アトツギたちのこれからにとって、非常に重要になってくるのが入山教授曰く、「両利きの経営」「センスメイキング理論」です。


両利きの経営

両利きの経営とは、元々”ambidexterity”とよばれるイノベーションのジレンマを乗り越える考え方で、既存の領域を深掘る「知の深化」と新たな領域を開拓する「知の探索」の両方をバランスよく行わなければ、イノベーションの壁は乗り越えられないというものです。詳しくは下記より。

一般的な企業は、知の深化は得意で自らの既存領域を磨いていくことに長けているが一方知の探索は不得手。しかしながら、アトツギたちは自らが得意とする領域をファミリービジネスに持ち込みことによって開花させていく可能性を秘めているということのようです。

センスメイキング理論

センスメイキング理論は、特に昨今のような不確定で読めない展開が日々怒っている現代では確固たる事実に基づいた決断を積み重ねるよりも、これまでの背景やストーリーなどに基づいた合理性・納得性に基づいて物事を判断すべきだという考えです。(私なりの言葉では)

この考え方はアトツギだけでなく、日本の企業が全体的に不得手にしていることのようで、ストーリーに基づいて事業を展開していくことが求められているようです。なのでビジョナリー経営やMVVの明示化が求められているんですね。


躍動するアトツギたち

実際に私が本イベントで見たアトツギたちはまさにこれらの考え方を踏襲した上で前に進もうともがいているように見えました。

一つ例を挙げましょう。

参加者の1人に京都の印刷関係の会社をファミリービジネスにお持ちの方がおられました。
この方の提案する新規事業は「新しいトレディングカード」
自らをレアカードであると称して、ファミリービジネスがこれからも躍進していくことを堂々と胸を張って発表されていました。

これはまさに「知の探索」の象徴と言える形ですね。

印刷をしたり、関連商品を卸売したりすることから、自ら印刷ができるビジネスの強みを活かしながらトレーディングカードという自分の趣味を活かして事業プランを構築していました。

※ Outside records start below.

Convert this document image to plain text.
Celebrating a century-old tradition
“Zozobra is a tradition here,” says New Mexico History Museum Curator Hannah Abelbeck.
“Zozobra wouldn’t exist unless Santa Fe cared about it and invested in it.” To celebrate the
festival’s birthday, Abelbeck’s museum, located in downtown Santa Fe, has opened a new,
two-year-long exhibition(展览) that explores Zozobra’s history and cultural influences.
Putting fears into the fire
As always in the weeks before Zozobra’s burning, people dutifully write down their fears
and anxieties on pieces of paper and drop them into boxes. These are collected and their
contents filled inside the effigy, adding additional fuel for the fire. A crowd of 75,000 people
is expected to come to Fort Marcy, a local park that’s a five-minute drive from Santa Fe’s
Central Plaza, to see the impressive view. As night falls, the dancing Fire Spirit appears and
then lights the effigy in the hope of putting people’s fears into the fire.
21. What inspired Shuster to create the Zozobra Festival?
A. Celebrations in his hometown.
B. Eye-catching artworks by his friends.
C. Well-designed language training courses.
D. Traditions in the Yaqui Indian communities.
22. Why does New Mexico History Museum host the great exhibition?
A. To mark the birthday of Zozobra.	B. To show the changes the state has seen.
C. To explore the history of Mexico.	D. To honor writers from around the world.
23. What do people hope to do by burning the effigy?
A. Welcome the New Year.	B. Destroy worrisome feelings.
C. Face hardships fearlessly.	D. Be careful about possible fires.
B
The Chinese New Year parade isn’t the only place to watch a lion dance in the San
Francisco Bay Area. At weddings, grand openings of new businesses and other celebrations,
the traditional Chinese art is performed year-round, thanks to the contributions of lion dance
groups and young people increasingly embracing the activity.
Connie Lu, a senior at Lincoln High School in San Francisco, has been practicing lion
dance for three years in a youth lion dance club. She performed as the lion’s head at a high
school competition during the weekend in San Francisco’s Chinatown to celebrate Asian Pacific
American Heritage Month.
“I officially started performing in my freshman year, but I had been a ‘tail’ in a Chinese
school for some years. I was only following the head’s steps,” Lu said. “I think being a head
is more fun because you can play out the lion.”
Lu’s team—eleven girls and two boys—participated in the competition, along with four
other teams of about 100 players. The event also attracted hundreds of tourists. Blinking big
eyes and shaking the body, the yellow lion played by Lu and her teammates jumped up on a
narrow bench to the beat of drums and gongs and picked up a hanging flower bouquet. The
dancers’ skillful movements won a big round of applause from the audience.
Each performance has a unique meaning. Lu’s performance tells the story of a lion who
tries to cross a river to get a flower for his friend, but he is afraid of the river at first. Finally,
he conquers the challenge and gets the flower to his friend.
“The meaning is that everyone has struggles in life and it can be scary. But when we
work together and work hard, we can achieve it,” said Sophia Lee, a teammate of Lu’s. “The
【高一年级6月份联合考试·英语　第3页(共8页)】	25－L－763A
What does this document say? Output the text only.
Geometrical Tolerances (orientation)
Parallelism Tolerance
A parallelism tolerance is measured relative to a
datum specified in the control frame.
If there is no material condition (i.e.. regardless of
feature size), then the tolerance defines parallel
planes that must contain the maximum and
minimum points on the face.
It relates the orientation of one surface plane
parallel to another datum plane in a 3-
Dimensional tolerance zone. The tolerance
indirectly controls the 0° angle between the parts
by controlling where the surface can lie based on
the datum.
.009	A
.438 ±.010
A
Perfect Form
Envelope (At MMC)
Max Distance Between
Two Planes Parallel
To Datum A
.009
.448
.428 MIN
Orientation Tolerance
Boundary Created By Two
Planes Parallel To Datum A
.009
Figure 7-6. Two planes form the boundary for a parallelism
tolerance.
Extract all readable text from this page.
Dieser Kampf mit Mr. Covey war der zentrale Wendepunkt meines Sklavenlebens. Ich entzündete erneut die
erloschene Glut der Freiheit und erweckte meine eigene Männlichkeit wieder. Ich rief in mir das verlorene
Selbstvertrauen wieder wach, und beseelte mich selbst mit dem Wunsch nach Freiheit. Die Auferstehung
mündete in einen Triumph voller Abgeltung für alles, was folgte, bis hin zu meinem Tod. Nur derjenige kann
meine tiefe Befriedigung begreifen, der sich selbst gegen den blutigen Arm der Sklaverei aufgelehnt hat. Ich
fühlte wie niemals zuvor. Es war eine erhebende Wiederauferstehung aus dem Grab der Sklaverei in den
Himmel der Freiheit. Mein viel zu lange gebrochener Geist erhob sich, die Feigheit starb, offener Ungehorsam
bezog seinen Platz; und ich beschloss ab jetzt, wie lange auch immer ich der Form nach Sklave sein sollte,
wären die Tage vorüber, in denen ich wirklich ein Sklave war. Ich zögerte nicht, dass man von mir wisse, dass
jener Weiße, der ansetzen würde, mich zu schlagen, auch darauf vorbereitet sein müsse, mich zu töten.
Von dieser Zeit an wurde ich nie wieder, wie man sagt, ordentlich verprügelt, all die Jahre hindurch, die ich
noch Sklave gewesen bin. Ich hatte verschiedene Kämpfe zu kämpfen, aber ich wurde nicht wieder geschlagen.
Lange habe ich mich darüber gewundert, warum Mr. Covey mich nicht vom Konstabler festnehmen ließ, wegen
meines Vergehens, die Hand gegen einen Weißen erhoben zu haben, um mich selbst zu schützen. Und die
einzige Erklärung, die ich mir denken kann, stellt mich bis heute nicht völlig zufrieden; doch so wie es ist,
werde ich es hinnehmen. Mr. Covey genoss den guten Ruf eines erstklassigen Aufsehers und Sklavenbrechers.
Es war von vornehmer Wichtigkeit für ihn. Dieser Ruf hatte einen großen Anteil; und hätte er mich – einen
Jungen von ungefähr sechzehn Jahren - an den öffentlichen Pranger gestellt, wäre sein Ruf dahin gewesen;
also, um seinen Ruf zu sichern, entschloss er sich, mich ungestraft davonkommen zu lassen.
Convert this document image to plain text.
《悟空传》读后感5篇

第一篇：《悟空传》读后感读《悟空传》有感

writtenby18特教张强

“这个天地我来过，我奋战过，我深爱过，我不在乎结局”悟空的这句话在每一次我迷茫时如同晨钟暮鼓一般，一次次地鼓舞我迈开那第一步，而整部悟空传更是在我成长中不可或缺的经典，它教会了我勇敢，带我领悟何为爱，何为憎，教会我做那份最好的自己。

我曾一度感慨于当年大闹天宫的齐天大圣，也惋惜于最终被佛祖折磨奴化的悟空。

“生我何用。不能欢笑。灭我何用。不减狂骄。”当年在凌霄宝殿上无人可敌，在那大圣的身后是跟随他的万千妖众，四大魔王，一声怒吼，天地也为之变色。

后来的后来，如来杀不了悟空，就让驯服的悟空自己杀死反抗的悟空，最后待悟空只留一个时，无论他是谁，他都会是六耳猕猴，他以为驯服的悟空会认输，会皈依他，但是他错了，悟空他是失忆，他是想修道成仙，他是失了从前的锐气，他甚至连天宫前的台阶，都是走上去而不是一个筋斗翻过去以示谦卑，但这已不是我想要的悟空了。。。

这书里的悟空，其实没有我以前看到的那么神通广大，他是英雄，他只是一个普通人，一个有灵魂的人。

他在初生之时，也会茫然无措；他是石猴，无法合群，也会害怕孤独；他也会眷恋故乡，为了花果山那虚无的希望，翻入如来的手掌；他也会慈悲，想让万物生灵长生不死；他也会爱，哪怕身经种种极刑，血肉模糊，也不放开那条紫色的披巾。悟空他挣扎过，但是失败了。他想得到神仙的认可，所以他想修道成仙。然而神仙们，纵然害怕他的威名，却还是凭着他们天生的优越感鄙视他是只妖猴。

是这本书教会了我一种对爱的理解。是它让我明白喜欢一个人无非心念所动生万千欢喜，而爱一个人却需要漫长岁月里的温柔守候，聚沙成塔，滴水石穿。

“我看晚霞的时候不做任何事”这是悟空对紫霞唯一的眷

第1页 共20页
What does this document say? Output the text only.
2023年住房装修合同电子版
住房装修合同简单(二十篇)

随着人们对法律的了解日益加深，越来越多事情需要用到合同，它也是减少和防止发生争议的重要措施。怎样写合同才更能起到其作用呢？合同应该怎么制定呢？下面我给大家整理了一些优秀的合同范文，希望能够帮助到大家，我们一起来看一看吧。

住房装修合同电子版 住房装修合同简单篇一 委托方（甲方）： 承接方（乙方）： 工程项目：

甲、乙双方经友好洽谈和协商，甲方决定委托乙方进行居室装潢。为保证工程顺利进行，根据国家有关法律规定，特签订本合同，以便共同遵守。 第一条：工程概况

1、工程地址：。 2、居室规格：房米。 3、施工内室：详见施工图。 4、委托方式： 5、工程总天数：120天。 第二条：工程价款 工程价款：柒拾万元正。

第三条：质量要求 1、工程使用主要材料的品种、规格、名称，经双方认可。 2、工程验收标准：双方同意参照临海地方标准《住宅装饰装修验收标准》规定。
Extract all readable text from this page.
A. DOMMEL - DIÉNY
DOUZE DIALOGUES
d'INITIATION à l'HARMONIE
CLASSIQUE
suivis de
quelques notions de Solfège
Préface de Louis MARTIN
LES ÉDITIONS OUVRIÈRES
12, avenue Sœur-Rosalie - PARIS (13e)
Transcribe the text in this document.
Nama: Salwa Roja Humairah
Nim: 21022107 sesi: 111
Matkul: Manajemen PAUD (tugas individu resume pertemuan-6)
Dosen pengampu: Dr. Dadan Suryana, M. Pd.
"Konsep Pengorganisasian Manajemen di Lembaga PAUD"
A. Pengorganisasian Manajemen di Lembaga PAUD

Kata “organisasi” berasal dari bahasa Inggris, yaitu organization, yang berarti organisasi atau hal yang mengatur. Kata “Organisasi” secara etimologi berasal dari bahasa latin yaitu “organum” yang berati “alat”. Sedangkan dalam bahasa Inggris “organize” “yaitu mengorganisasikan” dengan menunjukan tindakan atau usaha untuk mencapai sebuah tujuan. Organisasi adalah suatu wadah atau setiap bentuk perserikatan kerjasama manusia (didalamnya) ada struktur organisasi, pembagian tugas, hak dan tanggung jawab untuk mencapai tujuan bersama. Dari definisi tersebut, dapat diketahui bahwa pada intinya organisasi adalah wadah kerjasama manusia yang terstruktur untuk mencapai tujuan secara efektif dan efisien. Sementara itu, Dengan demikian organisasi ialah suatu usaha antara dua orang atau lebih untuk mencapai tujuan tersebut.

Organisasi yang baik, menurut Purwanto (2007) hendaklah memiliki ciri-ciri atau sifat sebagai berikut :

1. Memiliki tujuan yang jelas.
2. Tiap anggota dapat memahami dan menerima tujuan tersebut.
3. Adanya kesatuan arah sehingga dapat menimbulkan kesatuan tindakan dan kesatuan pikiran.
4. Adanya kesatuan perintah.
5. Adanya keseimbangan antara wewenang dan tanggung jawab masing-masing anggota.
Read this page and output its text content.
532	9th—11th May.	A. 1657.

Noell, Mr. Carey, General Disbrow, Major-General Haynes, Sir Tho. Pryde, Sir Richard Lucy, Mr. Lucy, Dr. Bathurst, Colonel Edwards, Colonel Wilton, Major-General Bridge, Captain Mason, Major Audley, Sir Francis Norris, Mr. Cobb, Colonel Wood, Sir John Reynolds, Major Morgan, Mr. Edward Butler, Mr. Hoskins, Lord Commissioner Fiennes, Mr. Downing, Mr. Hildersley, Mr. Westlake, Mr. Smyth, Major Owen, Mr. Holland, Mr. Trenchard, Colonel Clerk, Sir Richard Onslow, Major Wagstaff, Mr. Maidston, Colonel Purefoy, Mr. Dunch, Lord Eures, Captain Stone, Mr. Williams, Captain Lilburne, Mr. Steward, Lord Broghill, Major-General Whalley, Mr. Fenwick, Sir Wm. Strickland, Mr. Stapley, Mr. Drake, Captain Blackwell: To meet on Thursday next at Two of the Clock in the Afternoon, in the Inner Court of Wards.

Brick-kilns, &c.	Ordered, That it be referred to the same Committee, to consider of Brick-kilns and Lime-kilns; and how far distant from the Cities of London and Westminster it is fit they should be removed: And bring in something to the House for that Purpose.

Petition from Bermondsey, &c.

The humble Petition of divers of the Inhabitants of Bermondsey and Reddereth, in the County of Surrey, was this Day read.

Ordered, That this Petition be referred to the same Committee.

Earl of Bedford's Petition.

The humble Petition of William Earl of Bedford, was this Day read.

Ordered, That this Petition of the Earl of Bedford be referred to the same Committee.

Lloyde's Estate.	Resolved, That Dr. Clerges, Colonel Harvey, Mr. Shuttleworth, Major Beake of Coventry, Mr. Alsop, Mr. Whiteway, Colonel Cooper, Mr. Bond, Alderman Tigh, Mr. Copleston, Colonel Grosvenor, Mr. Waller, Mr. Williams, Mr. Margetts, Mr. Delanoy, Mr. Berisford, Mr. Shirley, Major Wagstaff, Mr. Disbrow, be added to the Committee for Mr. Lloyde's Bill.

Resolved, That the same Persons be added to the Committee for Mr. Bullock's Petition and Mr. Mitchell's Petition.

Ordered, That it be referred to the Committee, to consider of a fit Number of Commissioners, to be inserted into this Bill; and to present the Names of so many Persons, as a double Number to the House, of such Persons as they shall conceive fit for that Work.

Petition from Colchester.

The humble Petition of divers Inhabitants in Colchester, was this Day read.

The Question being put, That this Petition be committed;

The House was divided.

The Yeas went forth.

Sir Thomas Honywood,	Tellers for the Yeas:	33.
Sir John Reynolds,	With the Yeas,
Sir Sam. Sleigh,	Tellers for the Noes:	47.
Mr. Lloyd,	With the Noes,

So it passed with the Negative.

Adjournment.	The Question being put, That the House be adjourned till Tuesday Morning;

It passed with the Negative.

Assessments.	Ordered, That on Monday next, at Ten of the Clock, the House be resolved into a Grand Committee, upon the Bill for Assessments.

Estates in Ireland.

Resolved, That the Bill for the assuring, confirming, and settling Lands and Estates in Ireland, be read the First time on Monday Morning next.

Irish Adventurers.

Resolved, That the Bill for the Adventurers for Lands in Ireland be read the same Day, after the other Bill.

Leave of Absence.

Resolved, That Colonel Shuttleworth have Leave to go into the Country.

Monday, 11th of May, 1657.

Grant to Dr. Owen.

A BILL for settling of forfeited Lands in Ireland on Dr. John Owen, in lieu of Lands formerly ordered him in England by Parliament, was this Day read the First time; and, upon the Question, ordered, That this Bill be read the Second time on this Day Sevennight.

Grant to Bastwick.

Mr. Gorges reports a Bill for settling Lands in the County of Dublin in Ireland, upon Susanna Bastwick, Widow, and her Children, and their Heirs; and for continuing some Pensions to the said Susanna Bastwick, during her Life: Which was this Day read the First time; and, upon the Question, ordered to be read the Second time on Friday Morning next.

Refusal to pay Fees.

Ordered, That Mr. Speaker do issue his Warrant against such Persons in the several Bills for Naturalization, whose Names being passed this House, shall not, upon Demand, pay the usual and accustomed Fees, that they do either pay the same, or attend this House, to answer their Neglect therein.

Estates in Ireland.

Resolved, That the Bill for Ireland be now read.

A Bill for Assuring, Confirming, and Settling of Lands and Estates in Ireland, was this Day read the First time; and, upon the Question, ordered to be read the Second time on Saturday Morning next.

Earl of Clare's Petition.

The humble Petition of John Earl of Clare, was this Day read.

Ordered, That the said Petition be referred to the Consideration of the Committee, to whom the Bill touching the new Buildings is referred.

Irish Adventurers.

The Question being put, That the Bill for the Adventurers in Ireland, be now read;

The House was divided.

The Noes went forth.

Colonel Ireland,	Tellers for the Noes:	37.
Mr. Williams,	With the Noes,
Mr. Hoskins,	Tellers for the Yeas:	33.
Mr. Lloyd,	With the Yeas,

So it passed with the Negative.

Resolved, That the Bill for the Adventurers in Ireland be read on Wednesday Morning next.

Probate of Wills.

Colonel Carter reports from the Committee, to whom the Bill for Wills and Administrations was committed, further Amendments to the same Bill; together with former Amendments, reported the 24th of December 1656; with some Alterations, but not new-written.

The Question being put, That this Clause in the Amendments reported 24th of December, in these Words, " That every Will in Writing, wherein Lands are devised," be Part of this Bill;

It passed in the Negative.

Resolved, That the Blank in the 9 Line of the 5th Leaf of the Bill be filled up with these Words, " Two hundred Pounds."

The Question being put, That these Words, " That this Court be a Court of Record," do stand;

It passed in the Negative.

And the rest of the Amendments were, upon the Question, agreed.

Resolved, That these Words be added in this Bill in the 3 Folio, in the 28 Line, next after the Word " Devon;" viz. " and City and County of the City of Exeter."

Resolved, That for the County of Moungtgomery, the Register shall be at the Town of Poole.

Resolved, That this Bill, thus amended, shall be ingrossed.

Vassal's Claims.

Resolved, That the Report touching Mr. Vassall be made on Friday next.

事業の背景や有形・無形資産から見てもストーリー性もあるように思えますね。

もちろん彼はこれから自らの事業をもっともっと磨いて躍進していくと感じさせれました。


まとめ

このイベントへの参加を通して、まず大きな刺激を受けたのは間違いないのですが、それよりも入山教授のおっしゃられる考えと自分の中でもやもやしたものが少しつながったのは大きな成果でした。

USJを成功に導いた森岡さんがおっしゃっていた発言の一つに、

私は苦手を克服して大成した人間を見たことがない

というものがありました。

ファミリービジネスに知の探索による恩恵を運ぶプロセスは、まさに自らの長所をこれまでの企業文化・事業・慣習によって潰すことなく生かしきり、事業へ昇華させていくことを言うのではないかと感じたのです。

トレーディングカードの事業を提案する彼はまさにそれを体現しているようでした。

自らの可能性を信じて、長所を伸ばし切ってやろうと考えたお雛祭り当日でした。